Maybe a Fox

25785754by Kathi Appelt & Alison McGhee
Children’s Lit
4 of 5 stars

It’s probably not a secret that I love foxes! This beautiful cover grabbed me at once and the jacket summary was so intriguing I had to spring for it! I struggle to define “magical realism” clearly but I think this qualifies. There are spirit animals and wish rocks mixed in with the woods of Vermont and two sisters catching the bus to school. There are beautifully concrete descriptions of fresh snow crunching down to the ice beneath it, and there are casual mentions of burning wishes and the return of a catamount. This story is just gorgeous but the writing is so simple if you aren’t careful you miss it. I loved it!

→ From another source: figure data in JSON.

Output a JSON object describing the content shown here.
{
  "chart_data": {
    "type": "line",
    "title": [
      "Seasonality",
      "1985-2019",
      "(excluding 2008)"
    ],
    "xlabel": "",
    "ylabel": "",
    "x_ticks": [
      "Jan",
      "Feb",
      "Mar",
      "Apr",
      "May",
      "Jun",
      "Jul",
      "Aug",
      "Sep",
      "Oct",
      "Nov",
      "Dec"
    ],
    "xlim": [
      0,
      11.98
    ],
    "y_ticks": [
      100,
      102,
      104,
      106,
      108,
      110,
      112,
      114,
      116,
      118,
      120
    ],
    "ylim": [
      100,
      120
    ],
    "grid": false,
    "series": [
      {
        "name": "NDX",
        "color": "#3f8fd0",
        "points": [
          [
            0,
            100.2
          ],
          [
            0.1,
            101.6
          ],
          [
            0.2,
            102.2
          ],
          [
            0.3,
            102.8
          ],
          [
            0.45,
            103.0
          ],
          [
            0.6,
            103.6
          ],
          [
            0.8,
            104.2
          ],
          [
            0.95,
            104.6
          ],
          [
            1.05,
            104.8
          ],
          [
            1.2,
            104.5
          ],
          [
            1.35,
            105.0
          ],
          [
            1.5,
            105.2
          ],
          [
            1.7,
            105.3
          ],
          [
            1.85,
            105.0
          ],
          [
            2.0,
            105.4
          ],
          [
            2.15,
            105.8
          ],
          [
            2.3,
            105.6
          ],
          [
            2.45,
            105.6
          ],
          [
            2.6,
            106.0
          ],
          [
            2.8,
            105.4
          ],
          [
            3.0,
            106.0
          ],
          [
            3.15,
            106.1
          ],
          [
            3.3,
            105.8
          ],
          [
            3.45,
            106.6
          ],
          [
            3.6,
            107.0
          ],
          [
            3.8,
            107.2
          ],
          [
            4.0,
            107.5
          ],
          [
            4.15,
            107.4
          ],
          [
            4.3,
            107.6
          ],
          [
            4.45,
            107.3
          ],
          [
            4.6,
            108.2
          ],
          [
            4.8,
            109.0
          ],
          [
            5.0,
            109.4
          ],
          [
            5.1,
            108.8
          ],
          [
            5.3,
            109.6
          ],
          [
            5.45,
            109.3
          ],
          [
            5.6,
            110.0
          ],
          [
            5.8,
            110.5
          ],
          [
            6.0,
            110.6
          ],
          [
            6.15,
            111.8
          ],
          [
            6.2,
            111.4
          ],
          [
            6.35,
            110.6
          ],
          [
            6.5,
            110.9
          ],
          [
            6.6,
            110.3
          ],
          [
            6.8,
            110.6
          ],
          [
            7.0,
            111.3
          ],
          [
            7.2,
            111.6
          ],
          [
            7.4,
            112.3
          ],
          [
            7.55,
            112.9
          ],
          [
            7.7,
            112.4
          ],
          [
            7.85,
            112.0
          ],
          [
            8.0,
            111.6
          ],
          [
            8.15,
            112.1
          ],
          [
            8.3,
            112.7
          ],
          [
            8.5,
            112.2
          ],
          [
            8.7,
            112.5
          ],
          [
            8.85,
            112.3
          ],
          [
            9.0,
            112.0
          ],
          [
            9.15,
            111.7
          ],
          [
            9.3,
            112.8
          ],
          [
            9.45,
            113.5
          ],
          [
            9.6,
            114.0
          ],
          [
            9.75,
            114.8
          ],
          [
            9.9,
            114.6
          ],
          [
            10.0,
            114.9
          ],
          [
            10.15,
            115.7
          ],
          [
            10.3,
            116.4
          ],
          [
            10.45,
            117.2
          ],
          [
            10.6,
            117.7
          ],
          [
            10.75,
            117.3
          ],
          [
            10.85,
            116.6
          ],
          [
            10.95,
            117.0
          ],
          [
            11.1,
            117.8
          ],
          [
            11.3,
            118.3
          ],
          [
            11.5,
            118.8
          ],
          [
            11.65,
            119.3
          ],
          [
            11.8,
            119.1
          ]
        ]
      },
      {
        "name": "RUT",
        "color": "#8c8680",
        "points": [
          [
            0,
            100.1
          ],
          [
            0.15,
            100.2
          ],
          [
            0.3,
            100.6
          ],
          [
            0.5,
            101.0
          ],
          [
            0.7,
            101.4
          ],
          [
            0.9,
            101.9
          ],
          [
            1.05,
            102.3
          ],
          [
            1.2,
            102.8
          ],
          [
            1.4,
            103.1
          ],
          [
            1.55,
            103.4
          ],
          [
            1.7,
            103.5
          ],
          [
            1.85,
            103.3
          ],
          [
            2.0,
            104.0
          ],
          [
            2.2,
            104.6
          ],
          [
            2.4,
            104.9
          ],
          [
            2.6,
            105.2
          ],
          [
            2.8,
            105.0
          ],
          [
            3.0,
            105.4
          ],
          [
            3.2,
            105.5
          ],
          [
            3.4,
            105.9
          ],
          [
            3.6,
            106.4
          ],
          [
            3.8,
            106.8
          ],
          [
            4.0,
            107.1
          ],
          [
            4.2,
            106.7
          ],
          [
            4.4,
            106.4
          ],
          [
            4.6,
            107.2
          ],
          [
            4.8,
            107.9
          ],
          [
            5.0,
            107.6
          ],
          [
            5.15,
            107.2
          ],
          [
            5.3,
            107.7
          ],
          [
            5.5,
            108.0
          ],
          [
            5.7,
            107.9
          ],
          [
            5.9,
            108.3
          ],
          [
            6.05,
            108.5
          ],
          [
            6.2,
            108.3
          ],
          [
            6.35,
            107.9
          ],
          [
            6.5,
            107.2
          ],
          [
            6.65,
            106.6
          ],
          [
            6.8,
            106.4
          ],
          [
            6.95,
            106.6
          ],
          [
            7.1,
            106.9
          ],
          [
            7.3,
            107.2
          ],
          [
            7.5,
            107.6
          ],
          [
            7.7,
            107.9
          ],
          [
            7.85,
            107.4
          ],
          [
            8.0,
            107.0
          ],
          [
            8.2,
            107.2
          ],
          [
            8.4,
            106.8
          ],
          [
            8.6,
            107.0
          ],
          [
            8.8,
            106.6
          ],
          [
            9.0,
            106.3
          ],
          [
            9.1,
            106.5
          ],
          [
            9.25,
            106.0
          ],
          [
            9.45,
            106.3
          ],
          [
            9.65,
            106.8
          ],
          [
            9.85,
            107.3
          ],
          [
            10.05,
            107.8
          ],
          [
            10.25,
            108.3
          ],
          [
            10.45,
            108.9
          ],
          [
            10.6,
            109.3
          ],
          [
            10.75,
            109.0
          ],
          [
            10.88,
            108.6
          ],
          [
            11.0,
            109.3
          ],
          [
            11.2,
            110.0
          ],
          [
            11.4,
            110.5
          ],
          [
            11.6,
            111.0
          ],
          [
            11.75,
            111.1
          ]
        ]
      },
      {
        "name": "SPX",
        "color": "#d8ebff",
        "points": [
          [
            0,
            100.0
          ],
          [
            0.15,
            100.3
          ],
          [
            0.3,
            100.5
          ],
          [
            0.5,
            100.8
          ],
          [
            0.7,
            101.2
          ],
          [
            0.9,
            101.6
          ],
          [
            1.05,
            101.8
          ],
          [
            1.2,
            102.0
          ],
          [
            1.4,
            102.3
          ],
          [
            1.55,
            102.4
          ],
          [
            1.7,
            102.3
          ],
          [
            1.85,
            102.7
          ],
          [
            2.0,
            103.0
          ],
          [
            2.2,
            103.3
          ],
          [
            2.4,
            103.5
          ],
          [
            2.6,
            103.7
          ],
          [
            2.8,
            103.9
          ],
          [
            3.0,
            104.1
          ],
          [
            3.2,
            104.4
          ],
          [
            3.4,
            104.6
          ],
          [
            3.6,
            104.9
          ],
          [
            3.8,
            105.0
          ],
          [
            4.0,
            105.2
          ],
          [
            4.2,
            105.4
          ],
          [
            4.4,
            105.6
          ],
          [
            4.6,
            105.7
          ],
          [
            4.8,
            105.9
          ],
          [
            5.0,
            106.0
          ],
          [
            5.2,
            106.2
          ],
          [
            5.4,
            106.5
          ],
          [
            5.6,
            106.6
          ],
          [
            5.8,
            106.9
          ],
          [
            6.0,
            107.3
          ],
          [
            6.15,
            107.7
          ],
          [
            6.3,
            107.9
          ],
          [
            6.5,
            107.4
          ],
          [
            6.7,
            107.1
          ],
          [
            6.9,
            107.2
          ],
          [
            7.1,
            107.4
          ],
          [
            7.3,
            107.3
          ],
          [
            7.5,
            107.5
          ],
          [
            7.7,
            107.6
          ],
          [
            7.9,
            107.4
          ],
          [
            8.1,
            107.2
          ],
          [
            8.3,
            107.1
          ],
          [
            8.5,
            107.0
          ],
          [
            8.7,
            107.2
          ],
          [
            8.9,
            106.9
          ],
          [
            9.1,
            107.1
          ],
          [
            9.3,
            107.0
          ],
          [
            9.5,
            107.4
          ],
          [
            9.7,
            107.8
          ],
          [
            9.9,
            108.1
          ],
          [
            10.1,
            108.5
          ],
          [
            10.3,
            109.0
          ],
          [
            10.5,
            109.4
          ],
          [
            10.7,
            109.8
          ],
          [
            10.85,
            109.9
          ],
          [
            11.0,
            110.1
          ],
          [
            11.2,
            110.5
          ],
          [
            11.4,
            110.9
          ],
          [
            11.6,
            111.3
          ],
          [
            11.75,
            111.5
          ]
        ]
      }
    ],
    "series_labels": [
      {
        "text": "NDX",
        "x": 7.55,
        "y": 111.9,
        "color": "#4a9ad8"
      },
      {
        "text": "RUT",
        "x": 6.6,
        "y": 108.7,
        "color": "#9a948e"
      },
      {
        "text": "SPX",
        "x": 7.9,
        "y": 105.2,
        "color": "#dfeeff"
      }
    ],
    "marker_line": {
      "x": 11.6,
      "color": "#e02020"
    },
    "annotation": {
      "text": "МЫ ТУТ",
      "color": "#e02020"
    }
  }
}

Sylvie and Jules are 12 and 11, fast and slow, halves of a whole. They lost their mother six years before, and Jules regrets that her memories are slipping away. Without Sylvie and Dad, she wouldn’t remember at all. Jules hates that Sylvie is always leaving her behind, but a fresh snowfall late in the spring brings them back together as they build snow families in their yard. Sylvie runs down to the river bordering their property to throw in a wish rock (a tradition) but she runs so fast she falls into the rushing water. At the same time, a fox kit named Senna is born. She is kennen–a spirit animal–and she knows her job is to comfort a sad human girl above her den.

These two stories are intertwined with Sam’s, a neighbor boy hoping his older brother Elk will return to his pre-war self now that he’s home. This tiny, vivid Vermont town of grieving people is heart-wrenching and hopeful, too. The sibling dynamics, the mythology surrounding the wish rocks, the fox family–all done with loud brushstrokes and soft moments of introspection. Jules asks big questions about loss and you’re left to decide answers for yourself. It’s hard to say more without spoilers. I wanted this story to be longer because I loved it so much–add it to your list!

If you’d like to see more reviews or buy a copy for yourself, Maybe a Fox is available on Goodreads and on Barnes & Noble’s website here. Please consider supporting your local bookstore!

Similar reads:

  • Pax by Sara Pennypacker – Peter and Pax are inseparable, until Peter’s father enlists and orders Peter to get rid of the fox so that he can go live with his uncle. As soon as Peter arrives at his grandfather’s house, he knows it was a mistake to abandon Pax. He runs away to reunite with his fox. Pax is having adventures of his own as he waits for his boy to return. Neither of them will be quite the same when they find each other. See my review here.
  • The Fantastic Mr. Fox by Roald Dahl – I confess I haven’t read this yet but I loved the movie (I know, I know). A clever fox must save his family from vindictive farmers with his most daring (perhaps fantastic?) plan yet.
  • The Little Prince by Antoine de St. Exupery – A stranded pilot encounters a little prince from space who comes to learn about life on Earth. This short book is incredible and enduring. See my review here.
  • Pegasus by Robin McKinley – A lengthy novel detailing two cultures that attempt to live symbiotically despite their near inability to communicate. Twelve-year-old princess Sylvi is more than ready to bond with her ceremonial pegasus. She knows that only with the help of translators will she and her pegasus be able to communicate and guide their nations together in peace. But Sylvi and Ebon can talk easily on their own, and it leads them both to wonder what other secrets lie between their nations and what it means for their alliance. In typical McKinley fashion there is intense world-building and subtle character development, but this is an immersive story that gets very enjoyable about 1/3 of the way through.
  • Hour of the Bees by Lindsay Eagar – This story about Carolina helping her family pack up her grandfather’s southwestern ranch to sell is incredibly well-done! Magical realism at its best. Carolina’s grandfather Serge is being put in an assisted living home against his will. His dementia is getting worse, and Carolina isn’t sure what to make of his strange story about bees “bringing back the rain.” Until bees start following her around. See my review here.